Penyebutan tindakan tegas terukur di kasus seperti ini selalu menarik perhatian publik karena menyentuh dua sisi sekaligus. Di satu sisi, masyarakat menuntut pelaku kejahatan berat cepat ditangkap. Di sisi lain, penggunaan senjata api oleh aparat tetap harus berada dalam koridor yang bisa dipertanggungjawabkan. Dalam perkara ini, polisi sudah menyatakan alasan penembakan adalah karena pelaku melawan dan mengancam keselamatan. Penjelasan itu menjadi dasar awal yang dipakai kepolisian untuk membenarkan tindakan di lapangan.
Kasus ini menunjukkan rapuhnya batas antara konflik pribadi dan kejahatan berat
Pembunuhan di Tangerang Selatan ini memperlihatkan satu kenyataan yang pahit: konflik pribadi yang tidak terselesaikan bisa berubah menjadi tindak pidana paling fatal. Ketika pelaku adalah mantan pasangan korban. Maka kasus ini tidak lagi sekadar berbicara tentang pembunuhan biasa, tetapi juga tentang kegagalan menahan kekerasan dalam relasi yang pernah dekat. Itulah yang membuat peristiwanya terasa begitu mengganggu. Warga tidak sedang berhadapan dengan penjahat anonim yang datang tiba tiba, melainkan dengan sosok dari masa lalu korban yang diduga kembali hadir lalu mengakhiri hidupnya.
Karena itu, perkara ini juga menambah daftar panjang kasus kekerasan terhadap perempuan yang berakar pada relasi personal. Meski polisi masih mendalami motif pastinya, fakta bahwa korban sempat berteriak minta tolong. Lalu tewas dicekik dan dibekap oleh mantan suami siri. Sudah cukup menunjukkan bahwa kekerasan itu berlangsung dalam hubungan yang seharusnya pernah berada di wilayah kepercayaan.

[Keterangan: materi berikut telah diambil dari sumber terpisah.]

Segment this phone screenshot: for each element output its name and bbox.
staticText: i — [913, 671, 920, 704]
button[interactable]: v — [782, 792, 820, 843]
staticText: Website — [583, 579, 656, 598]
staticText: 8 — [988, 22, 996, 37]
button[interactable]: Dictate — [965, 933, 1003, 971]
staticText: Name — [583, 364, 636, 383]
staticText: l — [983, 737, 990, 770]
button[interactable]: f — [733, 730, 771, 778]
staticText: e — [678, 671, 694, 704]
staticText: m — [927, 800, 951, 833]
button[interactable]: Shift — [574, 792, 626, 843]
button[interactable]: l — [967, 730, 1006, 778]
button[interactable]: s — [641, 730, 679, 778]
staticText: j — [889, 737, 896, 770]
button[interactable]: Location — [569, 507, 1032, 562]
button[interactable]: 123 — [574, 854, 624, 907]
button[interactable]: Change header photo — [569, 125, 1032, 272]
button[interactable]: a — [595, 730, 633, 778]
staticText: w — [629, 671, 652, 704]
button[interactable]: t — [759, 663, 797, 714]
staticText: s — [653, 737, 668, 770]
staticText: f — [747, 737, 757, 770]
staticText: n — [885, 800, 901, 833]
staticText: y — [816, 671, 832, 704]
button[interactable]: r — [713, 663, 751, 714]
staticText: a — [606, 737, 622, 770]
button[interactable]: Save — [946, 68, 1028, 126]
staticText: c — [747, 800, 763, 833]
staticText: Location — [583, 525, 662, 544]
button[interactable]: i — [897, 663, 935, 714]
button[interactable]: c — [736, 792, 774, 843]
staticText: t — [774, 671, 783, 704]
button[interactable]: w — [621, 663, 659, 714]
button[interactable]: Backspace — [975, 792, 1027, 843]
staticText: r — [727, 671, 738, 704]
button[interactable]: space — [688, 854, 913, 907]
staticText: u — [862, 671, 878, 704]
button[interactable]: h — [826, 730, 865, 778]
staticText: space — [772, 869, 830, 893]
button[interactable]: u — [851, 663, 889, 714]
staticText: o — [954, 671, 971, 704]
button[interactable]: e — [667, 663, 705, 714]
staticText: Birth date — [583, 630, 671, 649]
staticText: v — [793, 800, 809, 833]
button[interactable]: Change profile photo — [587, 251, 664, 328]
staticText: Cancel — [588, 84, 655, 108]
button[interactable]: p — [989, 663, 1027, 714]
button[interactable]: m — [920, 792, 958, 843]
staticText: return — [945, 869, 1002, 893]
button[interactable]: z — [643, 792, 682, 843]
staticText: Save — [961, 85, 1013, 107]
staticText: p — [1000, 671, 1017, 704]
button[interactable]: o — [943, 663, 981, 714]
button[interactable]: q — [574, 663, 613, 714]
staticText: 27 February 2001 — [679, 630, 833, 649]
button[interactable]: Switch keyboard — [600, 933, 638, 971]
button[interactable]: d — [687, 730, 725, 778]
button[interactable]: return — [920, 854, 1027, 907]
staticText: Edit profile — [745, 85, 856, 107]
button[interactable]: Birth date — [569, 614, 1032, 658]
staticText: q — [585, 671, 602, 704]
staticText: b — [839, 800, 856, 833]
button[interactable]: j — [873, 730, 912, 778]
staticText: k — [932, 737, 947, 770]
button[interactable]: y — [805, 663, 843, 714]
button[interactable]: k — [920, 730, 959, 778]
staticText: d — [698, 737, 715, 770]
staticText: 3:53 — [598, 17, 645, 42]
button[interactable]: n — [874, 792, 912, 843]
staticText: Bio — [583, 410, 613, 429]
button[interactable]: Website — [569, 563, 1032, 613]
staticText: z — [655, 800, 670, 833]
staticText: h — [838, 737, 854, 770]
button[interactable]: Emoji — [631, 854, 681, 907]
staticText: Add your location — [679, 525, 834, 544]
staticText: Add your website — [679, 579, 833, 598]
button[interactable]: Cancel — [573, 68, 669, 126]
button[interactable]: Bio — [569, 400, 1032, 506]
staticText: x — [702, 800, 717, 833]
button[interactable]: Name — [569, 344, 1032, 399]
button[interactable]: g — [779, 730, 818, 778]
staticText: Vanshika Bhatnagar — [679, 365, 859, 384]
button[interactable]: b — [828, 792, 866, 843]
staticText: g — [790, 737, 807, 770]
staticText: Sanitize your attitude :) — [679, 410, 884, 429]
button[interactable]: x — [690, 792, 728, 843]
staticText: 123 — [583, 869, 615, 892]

Kini penyidikan bergerak ke tahap yang lebih formal. Polisi sudah menangkap pelaku, mengamankan barang bukti, dan menjerat tersangka dengan pasal pembunuhan berencana subsider pembunuhan dan atau pencurian dengan kekerasan dalam KUHP baru. Sebagaimana disebut dalam laporan detik. Namun di luar proses hukum itu, satu hal tetap tinggal di ruang publik: rasa ngeri bahwa sebuah rumah yang seharusnya aman justru menjadi tempat terakhir seorang perempuan mengembuskan napas setelah berteriak minta pertolongan.